Temperature dataloggers as stove use monitors (SUMs)

October 15, 2012 · 0 comments

Ruiz-Mercado I, Canuz E, Smith KR. (2012). Temperature dataloggers as stove use monitors (SUMs): Field methods and signal analysis. Online / Article In-Press (final version forthcoming). Biomass and Bioenergy (2012), http://dx.doi.org/10.1016/j.biombioe.2012.09.003

We report the field methodology of a 32-month monitoring study with temperature dataloggers as Stove Use Monitors (SUMs) to quantify usage of biomass cookstoves in 80 households of rural Guatemala. The SUMs were deployed in two stoves types: a well operating chimney cookstove and the traditional open-cookfire. We recorded a total of 31,112 days from all chimney cookstoves, with a 10% data loss rate. To count meals and determine daily use of the stoves we implemented a peak selection algorithm based on the instantaneous derivatives and the statistical long-term behavior of the stove and ambient temperature signals. Positive peaks with onset and decay slopes exceeding predefined thresholds were identified as “fueling events”, the minimum unit of stove use. Adjacent fueling events detected within a fixed-time window were clustered in single “cooking events” or “meals.”

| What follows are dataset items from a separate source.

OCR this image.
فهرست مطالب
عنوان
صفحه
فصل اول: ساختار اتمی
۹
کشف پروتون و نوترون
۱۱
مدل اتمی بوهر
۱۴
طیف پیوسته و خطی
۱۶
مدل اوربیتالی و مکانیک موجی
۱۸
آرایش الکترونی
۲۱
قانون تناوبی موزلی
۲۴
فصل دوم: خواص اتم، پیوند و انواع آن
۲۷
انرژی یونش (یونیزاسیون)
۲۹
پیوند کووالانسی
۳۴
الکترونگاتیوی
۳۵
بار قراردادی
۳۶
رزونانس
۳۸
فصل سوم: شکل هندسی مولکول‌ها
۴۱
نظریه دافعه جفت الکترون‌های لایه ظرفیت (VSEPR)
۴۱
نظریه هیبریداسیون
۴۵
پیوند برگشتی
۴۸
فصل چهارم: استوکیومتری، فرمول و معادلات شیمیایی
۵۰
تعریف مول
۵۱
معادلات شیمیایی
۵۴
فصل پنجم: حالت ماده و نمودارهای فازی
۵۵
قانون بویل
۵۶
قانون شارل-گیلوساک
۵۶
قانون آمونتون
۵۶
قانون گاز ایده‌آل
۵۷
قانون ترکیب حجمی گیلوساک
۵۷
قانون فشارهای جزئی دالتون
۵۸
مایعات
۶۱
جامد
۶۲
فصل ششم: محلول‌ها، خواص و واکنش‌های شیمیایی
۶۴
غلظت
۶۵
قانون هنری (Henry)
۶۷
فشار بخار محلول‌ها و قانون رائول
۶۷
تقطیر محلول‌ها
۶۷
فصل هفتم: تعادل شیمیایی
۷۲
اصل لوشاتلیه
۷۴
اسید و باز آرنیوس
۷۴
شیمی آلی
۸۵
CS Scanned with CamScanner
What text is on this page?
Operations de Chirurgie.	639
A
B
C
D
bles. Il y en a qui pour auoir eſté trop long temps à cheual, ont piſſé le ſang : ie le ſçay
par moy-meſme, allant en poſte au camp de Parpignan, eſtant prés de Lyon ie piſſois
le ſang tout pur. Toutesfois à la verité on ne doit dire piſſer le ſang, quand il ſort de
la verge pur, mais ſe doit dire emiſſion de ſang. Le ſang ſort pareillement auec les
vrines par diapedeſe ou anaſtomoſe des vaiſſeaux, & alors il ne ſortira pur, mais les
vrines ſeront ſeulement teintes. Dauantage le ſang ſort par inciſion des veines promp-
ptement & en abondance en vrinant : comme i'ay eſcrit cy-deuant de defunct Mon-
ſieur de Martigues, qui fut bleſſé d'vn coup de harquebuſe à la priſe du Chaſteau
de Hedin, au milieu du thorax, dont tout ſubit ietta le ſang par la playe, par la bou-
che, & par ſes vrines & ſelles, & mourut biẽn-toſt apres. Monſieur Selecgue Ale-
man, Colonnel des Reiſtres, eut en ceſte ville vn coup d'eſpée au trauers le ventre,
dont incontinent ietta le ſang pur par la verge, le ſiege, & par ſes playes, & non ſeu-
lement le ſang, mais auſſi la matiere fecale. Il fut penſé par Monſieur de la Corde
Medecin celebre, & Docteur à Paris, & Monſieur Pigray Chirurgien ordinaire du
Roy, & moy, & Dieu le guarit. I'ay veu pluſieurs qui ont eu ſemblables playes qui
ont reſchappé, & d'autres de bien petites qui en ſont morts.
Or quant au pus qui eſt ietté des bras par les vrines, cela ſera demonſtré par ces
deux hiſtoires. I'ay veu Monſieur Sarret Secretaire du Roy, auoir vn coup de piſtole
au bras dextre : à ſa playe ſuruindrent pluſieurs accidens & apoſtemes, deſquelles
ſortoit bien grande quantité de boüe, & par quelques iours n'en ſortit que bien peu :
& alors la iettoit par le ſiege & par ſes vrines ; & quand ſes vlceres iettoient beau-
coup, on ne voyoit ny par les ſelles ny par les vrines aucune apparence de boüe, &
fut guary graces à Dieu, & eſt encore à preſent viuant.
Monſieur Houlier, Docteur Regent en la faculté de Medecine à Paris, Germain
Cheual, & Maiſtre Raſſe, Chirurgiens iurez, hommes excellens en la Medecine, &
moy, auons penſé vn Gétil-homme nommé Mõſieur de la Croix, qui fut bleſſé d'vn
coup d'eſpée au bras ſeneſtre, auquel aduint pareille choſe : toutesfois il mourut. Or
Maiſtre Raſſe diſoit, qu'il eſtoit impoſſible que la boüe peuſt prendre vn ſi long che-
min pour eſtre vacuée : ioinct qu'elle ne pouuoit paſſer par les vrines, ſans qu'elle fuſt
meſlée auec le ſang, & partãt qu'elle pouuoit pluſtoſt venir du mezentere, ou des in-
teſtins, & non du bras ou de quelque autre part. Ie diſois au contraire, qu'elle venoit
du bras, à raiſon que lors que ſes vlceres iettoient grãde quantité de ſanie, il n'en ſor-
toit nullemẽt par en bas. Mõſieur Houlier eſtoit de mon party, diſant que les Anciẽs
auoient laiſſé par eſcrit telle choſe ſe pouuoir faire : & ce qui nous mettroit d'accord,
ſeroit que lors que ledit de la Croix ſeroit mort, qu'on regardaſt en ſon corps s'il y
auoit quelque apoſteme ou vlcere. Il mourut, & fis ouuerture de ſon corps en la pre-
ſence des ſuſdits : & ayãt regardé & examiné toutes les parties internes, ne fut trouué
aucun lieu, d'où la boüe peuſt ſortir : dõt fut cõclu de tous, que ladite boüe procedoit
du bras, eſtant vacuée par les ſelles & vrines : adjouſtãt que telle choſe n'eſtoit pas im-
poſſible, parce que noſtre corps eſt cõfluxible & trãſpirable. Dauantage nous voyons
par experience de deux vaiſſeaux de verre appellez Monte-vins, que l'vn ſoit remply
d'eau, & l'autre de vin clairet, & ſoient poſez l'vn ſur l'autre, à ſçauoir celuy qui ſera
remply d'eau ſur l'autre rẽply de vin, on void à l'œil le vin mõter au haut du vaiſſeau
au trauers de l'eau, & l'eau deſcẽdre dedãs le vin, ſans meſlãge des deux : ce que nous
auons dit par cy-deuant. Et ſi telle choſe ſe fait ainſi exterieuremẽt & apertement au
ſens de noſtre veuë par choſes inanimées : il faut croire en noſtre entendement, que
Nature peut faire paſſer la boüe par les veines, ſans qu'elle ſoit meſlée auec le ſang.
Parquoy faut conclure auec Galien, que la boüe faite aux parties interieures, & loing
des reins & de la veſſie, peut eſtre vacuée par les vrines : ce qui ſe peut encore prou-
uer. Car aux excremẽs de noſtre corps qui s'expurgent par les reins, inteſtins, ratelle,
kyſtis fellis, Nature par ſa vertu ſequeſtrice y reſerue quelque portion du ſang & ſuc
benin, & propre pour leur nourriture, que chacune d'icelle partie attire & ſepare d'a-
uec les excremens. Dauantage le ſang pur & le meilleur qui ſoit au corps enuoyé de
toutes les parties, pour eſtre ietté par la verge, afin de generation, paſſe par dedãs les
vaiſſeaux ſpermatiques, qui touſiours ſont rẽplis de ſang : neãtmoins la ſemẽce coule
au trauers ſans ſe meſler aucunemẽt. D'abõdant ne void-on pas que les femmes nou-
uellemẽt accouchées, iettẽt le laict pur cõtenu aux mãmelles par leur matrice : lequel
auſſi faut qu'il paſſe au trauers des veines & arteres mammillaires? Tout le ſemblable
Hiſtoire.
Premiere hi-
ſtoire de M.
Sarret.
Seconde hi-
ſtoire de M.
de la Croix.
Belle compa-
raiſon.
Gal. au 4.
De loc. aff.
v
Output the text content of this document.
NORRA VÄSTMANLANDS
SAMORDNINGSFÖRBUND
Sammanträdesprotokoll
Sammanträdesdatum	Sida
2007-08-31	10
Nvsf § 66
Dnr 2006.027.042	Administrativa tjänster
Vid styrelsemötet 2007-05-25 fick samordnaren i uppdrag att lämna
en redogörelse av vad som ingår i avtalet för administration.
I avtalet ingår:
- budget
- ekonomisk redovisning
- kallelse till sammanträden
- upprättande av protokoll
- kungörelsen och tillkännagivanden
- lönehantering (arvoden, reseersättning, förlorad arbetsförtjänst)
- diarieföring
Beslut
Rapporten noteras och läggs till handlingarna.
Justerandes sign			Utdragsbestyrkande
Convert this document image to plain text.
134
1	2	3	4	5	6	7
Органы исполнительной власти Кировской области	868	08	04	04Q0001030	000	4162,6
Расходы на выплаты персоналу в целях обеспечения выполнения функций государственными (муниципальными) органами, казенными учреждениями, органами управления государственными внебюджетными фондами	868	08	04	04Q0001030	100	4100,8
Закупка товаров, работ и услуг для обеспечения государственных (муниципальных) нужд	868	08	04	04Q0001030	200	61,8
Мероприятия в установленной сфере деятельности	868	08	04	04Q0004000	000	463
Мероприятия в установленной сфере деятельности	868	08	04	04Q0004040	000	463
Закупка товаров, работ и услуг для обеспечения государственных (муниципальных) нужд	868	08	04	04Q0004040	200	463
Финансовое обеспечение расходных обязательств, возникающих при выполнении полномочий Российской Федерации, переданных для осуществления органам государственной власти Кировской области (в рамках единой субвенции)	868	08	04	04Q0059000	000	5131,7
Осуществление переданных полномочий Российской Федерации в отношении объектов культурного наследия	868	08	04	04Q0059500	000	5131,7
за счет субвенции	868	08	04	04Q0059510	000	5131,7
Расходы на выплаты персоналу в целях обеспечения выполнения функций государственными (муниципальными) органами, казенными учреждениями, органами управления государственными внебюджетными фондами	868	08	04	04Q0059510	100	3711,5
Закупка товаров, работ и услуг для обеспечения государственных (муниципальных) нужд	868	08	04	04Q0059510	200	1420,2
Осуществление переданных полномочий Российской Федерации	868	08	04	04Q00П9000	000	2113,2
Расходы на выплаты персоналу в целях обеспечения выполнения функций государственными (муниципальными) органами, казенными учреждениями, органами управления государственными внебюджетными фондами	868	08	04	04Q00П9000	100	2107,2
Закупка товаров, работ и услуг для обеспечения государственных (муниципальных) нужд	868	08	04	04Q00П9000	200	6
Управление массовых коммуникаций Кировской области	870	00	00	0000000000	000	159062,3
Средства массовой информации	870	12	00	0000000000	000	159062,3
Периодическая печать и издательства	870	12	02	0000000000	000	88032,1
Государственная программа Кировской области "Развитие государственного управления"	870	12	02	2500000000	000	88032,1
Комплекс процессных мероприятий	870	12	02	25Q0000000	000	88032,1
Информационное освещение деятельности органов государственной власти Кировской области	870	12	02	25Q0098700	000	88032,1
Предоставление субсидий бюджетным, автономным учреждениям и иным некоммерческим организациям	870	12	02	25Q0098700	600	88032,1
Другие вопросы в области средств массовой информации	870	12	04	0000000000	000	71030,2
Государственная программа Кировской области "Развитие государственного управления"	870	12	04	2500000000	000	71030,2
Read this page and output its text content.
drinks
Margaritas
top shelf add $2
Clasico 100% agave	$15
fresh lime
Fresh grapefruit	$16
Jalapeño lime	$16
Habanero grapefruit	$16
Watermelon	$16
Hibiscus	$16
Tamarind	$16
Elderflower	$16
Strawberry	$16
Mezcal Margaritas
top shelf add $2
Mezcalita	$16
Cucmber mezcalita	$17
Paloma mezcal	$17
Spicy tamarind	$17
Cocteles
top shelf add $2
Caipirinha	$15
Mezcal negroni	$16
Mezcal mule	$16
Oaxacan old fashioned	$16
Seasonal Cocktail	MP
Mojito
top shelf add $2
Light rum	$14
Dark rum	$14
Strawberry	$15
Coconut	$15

The observed means of the population usage were: 89.4% days in use from all cookstoves and days monitored, 2.44 meals per day and 2.98 fueling events. Wef ound that at this study site a single temperature threshold from the annual distribution of daily ambient temperatures was sufficient to differentiate days of use with 0.97 sensitivity and 0.95 specificity compared to the peak selection algorithm. With adequate placement, standardized data collection protocols and careful data management the SUMs can provide objective stove-use data with resolution, accuracy and level of detail not possible before.The SUMs enable unobtrusive monitoring of stove-use behavior and its systematic evaluation with stove performance parameters of air pollution, fuel consumption and climate altering emissions.